Prior to the Auction
When a borrower fails to make the house payments, the lender tries to collect the debt. The house owner receives a notice of default and is encouraged to bring the mortgage current. If this doesn’t happen, the county where the house is located schedules a foreclosure auction. Information about the auction is published in local newspapers and posted on the house. Information about the foreclosure process for the house is recorded with the county clerk’s office.
At the Auction
In many counties the foreclosure auction is held on the steps of the county court house. Interested bidders attend the live auction. The successful bidder usually pays for house immediately by cash or cashier’s check. In most counties, the house is sold “as is” and the sale in final.
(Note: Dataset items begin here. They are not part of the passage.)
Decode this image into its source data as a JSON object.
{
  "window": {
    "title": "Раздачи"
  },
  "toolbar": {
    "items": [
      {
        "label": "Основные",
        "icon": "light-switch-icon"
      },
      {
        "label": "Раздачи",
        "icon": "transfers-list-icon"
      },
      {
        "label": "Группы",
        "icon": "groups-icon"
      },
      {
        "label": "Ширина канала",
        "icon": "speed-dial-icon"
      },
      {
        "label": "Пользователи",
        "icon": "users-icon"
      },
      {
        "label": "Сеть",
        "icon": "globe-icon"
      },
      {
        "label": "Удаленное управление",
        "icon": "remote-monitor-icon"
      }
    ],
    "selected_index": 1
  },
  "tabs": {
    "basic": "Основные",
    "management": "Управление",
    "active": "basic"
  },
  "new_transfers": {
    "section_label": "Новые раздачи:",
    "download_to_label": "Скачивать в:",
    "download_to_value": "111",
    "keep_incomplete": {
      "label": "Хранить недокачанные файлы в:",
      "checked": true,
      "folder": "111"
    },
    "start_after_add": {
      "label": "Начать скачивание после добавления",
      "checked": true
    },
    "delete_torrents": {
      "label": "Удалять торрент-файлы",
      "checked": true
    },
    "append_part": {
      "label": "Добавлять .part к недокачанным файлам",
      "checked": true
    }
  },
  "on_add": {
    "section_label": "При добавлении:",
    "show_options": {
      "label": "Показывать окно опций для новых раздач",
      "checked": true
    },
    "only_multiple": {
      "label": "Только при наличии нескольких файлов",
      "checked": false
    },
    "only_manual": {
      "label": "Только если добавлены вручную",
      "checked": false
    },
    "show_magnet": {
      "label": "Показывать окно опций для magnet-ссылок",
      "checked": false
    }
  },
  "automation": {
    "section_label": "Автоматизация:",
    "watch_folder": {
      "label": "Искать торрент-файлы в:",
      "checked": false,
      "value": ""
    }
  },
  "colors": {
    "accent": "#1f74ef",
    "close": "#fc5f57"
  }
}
The successful bidder often takes possession of the house immediately. The new owner may be responsible for any liens or tax liabilities attached to the house. If the former owner still resides in the house, the new owner evicts the residents. If tenants rent the house, the type of rental agreement often determines the length of time they remain in the house. Tenants with a month-to-month rental agreement are usually given a 90-day notice to move. Tenants with a lease may often stay until the end of the lease period. The new owner receives the rent payments until the tenants leave.
No Successful Bidder
If no one makes the minimum bid, the house ownership usually reverts to the bank or other lender. It is now called a real-estate-owned house. If tenants live in the REO house, the bank follows the state and county rules for eviction of the tenants. The bank often contracts with a real estate agent to sell the property. The house may be cleaned, repaired, and prepared for sale. The bank or lender may discount the house price for a quick sale. Prospective buyers tour and inspect the house with the assistance of the real estate agent. The bank determines the purchase price and negotiates or approves the offers made by interested buyers.